A couple of weeks ago, I had a chance to experience a relatively new gathering along the supper club/shared eating model called Kitchensurfing. There’s a few of these types of web-driven companies that have popped up recently that aim to bring together folks around the communal experience of sharing food, something that sometimes gets lost in the take-away, eating-over-the-sink, cereal and/or toast for dinner wave that many of us fall victim to with our busy work and social lives. One of the people in my cooking course is involved with Kitchensurfing and arranged for me to participate in a lunch being held at Ger-Nis, a culinary education space in Gowanus, Brooklyn, that was prepared by The Breakfast Bachelor.
With Kitchensurfing, would-be clients can locate culinary resources in their city that suit their cooking and budgetary needs. The site has been live for about six months now. For the moment, the service is active in New York, Berlin, and Richmond, Virginia. The founders are currently in the process of rolling this out to several other cities as well.
This is an easy and convenient way to put together a dinner party without you, the host, having to prepare everything for your guests, and you can fix the price for the meal in advance, working with the chef, based upon the rates that are advertised on the website. Clients provide the space for the event.
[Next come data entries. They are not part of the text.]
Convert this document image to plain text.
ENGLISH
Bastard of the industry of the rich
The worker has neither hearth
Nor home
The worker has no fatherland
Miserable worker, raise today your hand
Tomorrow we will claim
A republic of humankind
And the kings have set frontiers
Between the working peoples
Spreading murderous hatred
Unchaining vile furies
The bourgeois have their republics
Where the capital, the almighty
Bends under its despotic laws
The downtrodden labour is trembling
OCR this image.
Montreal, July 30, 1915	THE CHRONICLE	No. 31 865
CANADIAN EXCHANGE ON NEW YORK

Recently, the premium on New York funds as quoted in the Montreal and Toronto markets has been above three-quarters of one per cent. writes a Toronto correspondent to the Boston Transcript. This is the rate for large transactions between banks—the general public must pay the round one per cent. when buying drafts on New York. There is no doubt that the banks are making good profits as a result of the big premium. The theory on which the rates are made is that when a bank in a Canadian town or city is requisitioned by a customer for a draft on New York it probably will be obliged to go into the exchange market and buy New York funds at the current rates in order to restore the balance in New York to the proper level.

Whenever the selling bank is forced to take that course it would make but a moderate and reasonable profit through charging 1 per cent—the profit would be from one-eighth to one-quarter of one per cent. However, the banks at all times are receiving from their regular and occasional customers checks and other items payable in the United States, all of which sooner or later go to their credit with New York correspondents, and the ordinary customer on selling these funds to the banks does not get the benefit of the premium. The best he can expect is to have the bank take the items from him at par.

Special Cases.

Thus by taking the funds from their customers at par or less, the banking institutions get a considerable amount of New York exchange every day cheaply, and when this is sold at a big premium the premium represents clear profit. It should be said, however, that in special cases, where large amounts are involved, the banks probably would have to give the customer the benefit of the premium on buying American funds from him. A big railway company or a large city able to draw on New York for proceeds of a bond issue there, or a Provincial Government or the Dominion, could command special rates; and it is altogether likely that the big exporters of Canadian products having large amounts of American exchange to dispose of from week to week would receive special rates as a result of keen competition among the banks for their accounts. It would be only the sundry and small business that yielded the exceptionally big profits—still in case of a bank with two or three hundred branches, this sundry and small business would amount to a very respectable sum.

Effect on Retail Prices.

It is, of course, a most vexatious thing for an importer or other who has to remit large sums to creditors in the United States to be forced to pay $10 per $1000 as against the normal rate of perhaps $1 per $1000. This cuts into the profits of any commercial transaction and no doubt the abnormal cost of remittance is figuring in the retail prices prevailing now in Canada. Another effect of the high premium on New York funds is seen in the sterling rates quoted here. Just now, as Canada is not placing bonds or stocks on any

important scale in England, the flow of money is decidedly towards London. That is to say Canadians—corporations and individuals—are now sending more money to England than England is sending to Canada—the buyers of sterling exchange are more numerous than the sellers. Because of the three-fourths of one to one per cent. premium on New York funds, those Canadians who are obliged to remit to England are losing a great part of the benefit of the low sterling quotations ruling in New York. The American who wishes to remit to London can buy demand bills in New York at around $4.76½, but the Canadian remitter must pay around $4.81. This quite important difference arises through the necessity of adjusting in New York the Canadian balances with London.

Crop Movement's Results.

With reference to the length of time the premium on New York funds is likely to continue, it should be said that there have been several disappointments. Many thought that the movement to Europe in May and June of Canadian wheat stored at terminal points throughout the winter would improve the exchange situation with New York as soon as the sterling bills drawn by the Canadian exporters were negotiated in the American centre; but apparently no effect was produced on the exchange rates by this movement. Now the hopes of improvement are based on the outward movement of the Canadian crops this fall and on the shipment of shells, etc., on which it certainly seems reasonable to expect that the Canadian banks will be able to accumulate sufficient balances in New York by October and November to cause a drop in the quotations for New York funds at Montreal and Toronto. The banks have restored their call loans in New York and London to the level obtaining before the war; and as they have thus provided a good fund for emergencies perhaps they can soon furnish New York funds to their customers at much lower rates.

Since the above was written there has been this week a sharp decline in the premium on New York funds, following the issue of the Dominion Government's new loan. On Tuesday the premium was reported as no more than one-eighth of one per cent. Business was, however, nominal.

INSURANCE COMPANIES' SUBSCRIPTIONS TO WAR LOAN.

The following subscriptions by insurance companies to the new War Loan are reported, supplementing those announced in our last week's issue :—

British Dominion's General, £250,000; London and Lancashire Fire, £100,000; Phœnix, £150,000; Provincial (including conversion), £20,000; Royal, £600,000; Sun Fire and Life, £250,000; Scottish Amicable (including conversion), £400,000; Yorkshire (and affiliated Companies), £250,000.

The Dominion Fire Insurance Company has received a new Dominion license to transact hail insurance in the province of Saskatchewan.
For this luncheon, I got together with other self-employed/freelance folks on a weekday to enjoy a light, three-course meal and some interesting conversations that ranged from the eating habits of millennials to the culture of start-ups and working with reclaimed wood to create new salable products. The summery, herbal Strawberry-Thyme Soda that Alex had created to go along with the meal fit perfectly with the light banter around the table as the guests got to know each other and discussed their businesses. A peppery, citrusy salad started off the meal on a refreshing note.
For our main course, the chef had fixed a dish that he explained was “a bit of both” a knife and a fork food, when guests inquired as to how to eat it. This banh mi-inspired creation had a light heat alongside of tangy vegetables and cooling cilantro. During the lunch, I had the pleasure of speaking with Chris Muscarella, one of the founders of Kitchensurfing. He said their impetus was to serve as a resource to put together eaters and chefs.
As we talked more about how their chef-eater matching model work, we broke into the chocolate-filled dessert pastry, scooping up plump, sweet raspberries and bits of luscious, fresh cream. For the moment, he explained between taking bites of this sweet conconction, they are renting out the space at Ger-Nis, which gives them a physical location for holding classes and meals, but the fact that events can be put together anywhere anyone has a space just by linking them to a chef is really the core of what they do. Their database is still growing, but they already have chefs who are willing to travel to different locations wherever there is an audience of consumers.
I really enjoy the whole process of organizing a dinner party from the menu planning to the guest list to (albeit a lesser extent) the clean-up stage; however, I know that many people do not like doing this and find entertaining to be a tedious and daunting task. Kitchensurfing seems like a terrific alternative for those who would like to host their friends at home or even in another space but who don’t want to have to prepare all the food themselves or to have it more formally catered. The array of chefs in the database also means you can reach outside of your culinary comfort zone and host a party that features a cuisine that might not be in your particular cooking repertoire or even possibly include a short cooking demonstration for your guests in addition to the meal.